Le Vieux s’émeut, peu habitué à ce langage. Il frémit et, s’adressant au fils Dugenou :
— Vous savez, Jean-Michou, le commissaire est un homme d’une totale intégrité, s’empresse-t-il, et il n’a pas l’habitude de jeter l’argent par les fenêtres, non plus que de faire sa pelote à la faveur de telles circonstances…
Le fils à papa Héatravaire renfrognise un brin. Le blé, il aime le claquer lui-même ; il tolère que des potes de partouzes ou des souris qui ont les seins plus hauts que les yeux lui donnent un coup de main, à la rigueur, mais point à la ligne.
Alors, il biaise un chouïa, bien marquer son manque d’enthousiasme :
— J’ai confiance en vous, dit-il au Dirluche. Ce qui implique qu’autrement sinon, il éprouverait plutôt de la défiance à mon endroit, le veau.
Je lui dédicace un sourire à reflets verdâtres, comme en ont les masques de Dracula.

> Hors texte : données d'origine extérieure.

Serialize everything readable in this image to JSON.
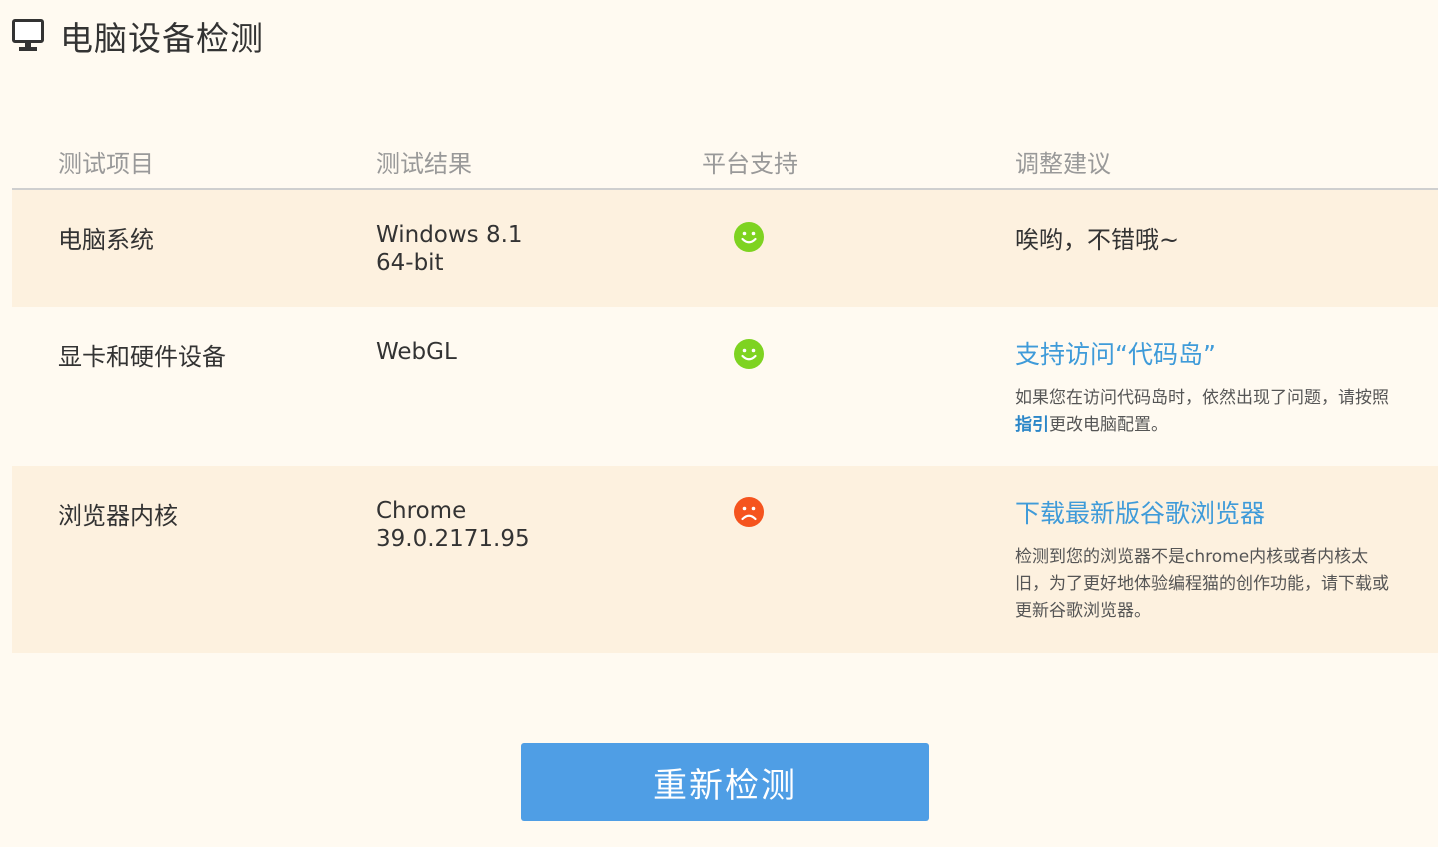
{
  "page": {
    "title": "电脑设备检测"
  },
  "table": {
    "headers": {
      "item": "测试项目",
      "result": "测试结果",
      "support": "平台支持",
      "advice": "调整建议"
    },
    "rows": [
      {
        "item": "电脑系统",
        "result": "Windows 8.1 64-bit",
        "supported": true,
        "advice": "唉哟，不错哦~"
      },
      {
        "item": "显卡和硬件设备",
        "result": "WebGL",
        "supported": true,
        "advice_link": "支持访问“代码岛”",
        "desc_before": "如果您在访问代码岛时，依然出现了问题，请按照",
        "desc_link": "指引",
        "desc_after": "更改电脑配置。"
      },
      {
        "item": "浏览器内核",
        "result": "Chrome 39.0.2171.95",
        "supported": false,
        "advice_link": "下载最新版谷歌浏览器",
        "desc": "检测到您的浏览器不是chrome内核或者内核太旧，为了更好地体验编程猫的创作功能，请下载或更新谷歌浏览器。"
      }
    ]
  },
  "recheck_button": {
    "label": "重新检测"
  },
  "colors": {
    "background": "#fffaf1",
    "row_alt": "#fdf1df",
    "link": "#3f9bd9",
    "ok_face": "#7ed321",
    "fail_face": "#f5541e",
    "button": "#4f9ee5"
  },
  "icons": {
    "header": "monitor-icon",
    "supported": "smile-icon",
    "unsupported": "sad-icon"
  }
}
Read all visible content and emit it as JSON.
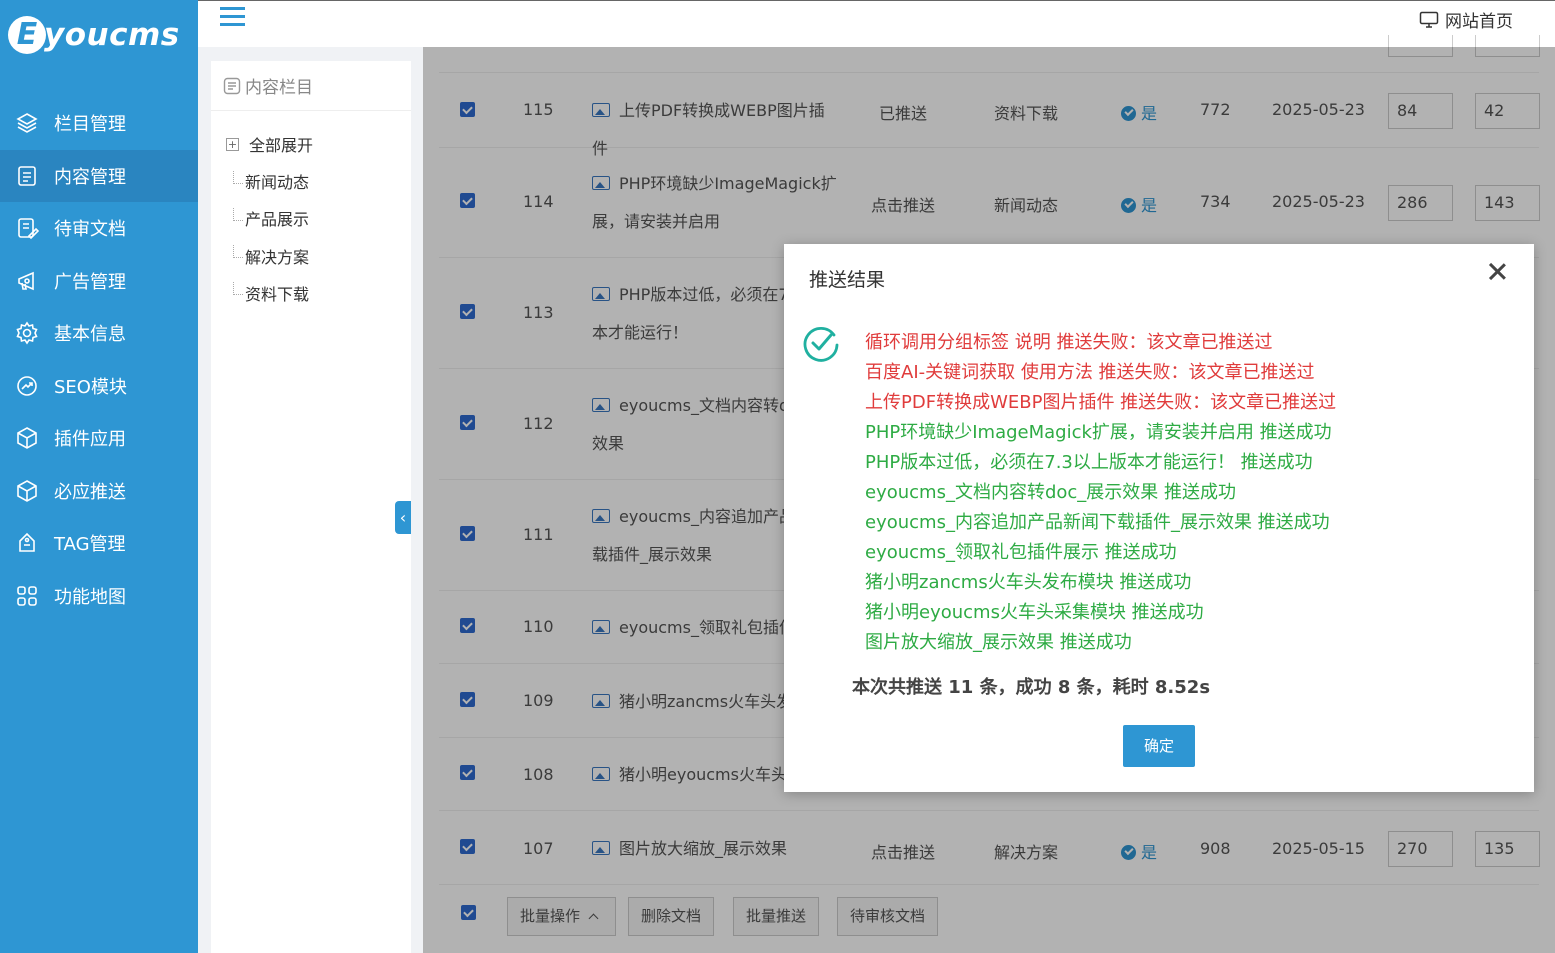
{
  "sidebar": {
    "logo_letter": "E",
    "logo_text": "youcms",
    "items": [
      {
        "label": "栏目管理",
        "icon": "layers-icon"
      },
      {
        "label": "内容管理",
        "icon": "document-icon"
      },
      {
        "label": "待审文档",
        "icon": "review-icon"
      },
      {
        "label": "广告管理",
        "icon": "ad-icon"
      },
      {
        "label": "基本信息",
        "icon": "gear-icon"
      },
      {
        "label": "SEO模块",
        "icon": "seo-icon"
      },
      {
        "label": "插件应用",
        "icon": "plugin-icon"
      },
      {
        "label": "必应推送",
        "icon": "cube-icon"
      },
      {
        "label": "TAG管理",
        "icon": "tag-icon"
      },
      {
        "label": "功能地图",
        "icon": "grid-icon"
      }
    ],
    "active_index": 1
  },
  "header": {
    "site_home": "网站首页"
  },
  "column_panel": {
    "title": "内容栏目",
    "expand_all": "全部展开",
    "nodes": [
      "新闻动态",
      "产品展示",
      "解决方案",
      "资料下载"
    ]
  },
  "table": {
    "rows": [
      {
        "id": "115",
        "title_l1": "上传PDF转换成WEBP图片插件",
        "title_l2": "",
        "push": "已推送",
        "category": "资料下载",
        "flag": "是",
        "views": "772",
        "date": "2025-05-23",
        "sort1": "84",
        "sort2": "42"
      },
      {
        "id": "114",
        "title_l1": "PHP环境缺少ImageMagick扩",
        "title_l2": "展，请安装并启用",
        "push": "点击推送",
        "category": "新闻动态",
        "flag": "是",
        "views": "734",
        "date": "2025-05-23",
        "sort1": "286",
        "sort2": "143"
      },
      {
        "id": "113",
        "title_l1": "PHP版本过低，必须在7",
        "title_l2": "本才能运行！"
      },
      {
        "id": "112",
        "title_l1": "eyoucms_文档内容转do",
        "title_l2": "效果"
      },
      {
        "id": "111",
        "title_l1": "eyoucms_内容追加产品",
        "title_l2": "载插件_展示效果"
      },
      {
        "id": "110",
        "title_l1": "eyoucms_领取礼包插件"
      },
      {
        "id": "109",
        "title_l1": "猪小明zancms火车头发"
      },
      {
        "id": "108",
        "title_l1": "猪小明eyoucms火车头"
      },
      {
        "id": "107",
        "title_l1": "图片放大缩放_展示效果",
        "title_l2": "",
        "push": "点击推送",
        "category": "解决方案",
        "flag": "是",
        "views": "908",
        "date": "2025-05-15",
        "sort1": "270",
        "sort2": "135"
      }
    ]
  },
  "bottom_actions": {
    "batch_ops": "批量操作",
    "delete_docs": "删除文档",
    "batch_push": "批量推送",
    "pending_docs": "待审核文档"
  },
  "modal": {
    "title": "推送结果",
    "results": [
      {
        "text": "循环调用分组标签 说明 推送失败：该文章已推送过",
        "status": "fail"
      },
      {
        "text": "百度AI-关键词获取 使用方法 推送失败：该文章已推送过",
        "status": "fail"
      },
      {
        "text": "上传PDF转换成WEBP图片插件 推送失败：该文章已推送过",
        "status": "fail"
      },
      {
        "text": "PHP环境缺少ImageMagick扩展，请安装并启用 推送成功",
        "status": "ok"
      },
      {
        "text": "PHP版本过低，必须在7.3以上版本才能运行！ 推送成功",
        "status": "ok"
      },
      {
        "text": "eyoucms_文档内容转doc_展示效果 推送成功",
        "status": "ok"
      },
      {
        "text": "eyoucms_内容追加产品新闻下载插件_展示效果 推送成功",
        "status": "ok"
      },
      {
        "text": "eyoucms_领取礼包插件展示 推送成功",
        "status": "ok"
      },
      {
        "text": "猪小明zancms火车头发布模块 推送成功",
        "status": "ok"
      },
      {
        "text": "猪小明eyoucms火车头采集模块 推送成功",
        "status": "ok"
      },
      {
        "text": "图片放大缩放_展示效果 推送成功",
        "status": "ok"
      }
    ],
    "summary": "本次共推送 11 条，成功 8 条，耗时 8.52s",
    "confirm": "确定"
  },
  "colors": {
    "sidebar_bg": "#2e96d3",
    "fail": "#e03c3c",
    "success": "#2eab44"
  }
}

— Monsieur Héatravaire, je susurre, j’aimerais que vous vous pénétriez bien d’une évidence, avant que nous n’allions plus avant dans ce projet : ce n’est pas moi qui suggère d’enquêter en Extrême-Orient. A vrai dire, la chose m’enthousiasme peu et quand monsieur le directeur parle de vacances, je trouve qu’il fait là un euphémisme de belle venue. Débarquer dans un pays dont j’ignore tout, pour essayer d’y retrouver un touriste disparu depuis quinze jours, passez-moi l’expression, mais ça n’est pas du biscuit. Alors vous allez me prendre deux allers-retours en first, me retenir deux très bonnes chambres à l’hôtel Oriental, qui est la perle de Bangkok du point de vue hôtellerie ; me remettre la contre-valeur d’un million d’anciens francs en monnaie du pays, et m’ouvrir un compte privé à l’American Express pour la durée de ce séjour ; ainsi vous sera-t-il loisible de contrôler mes dépenses. En outre, si vous êtes d’accord, je me livrerai dans la journée à une petite enquête préalable dans l’environnement de monsieur votre père.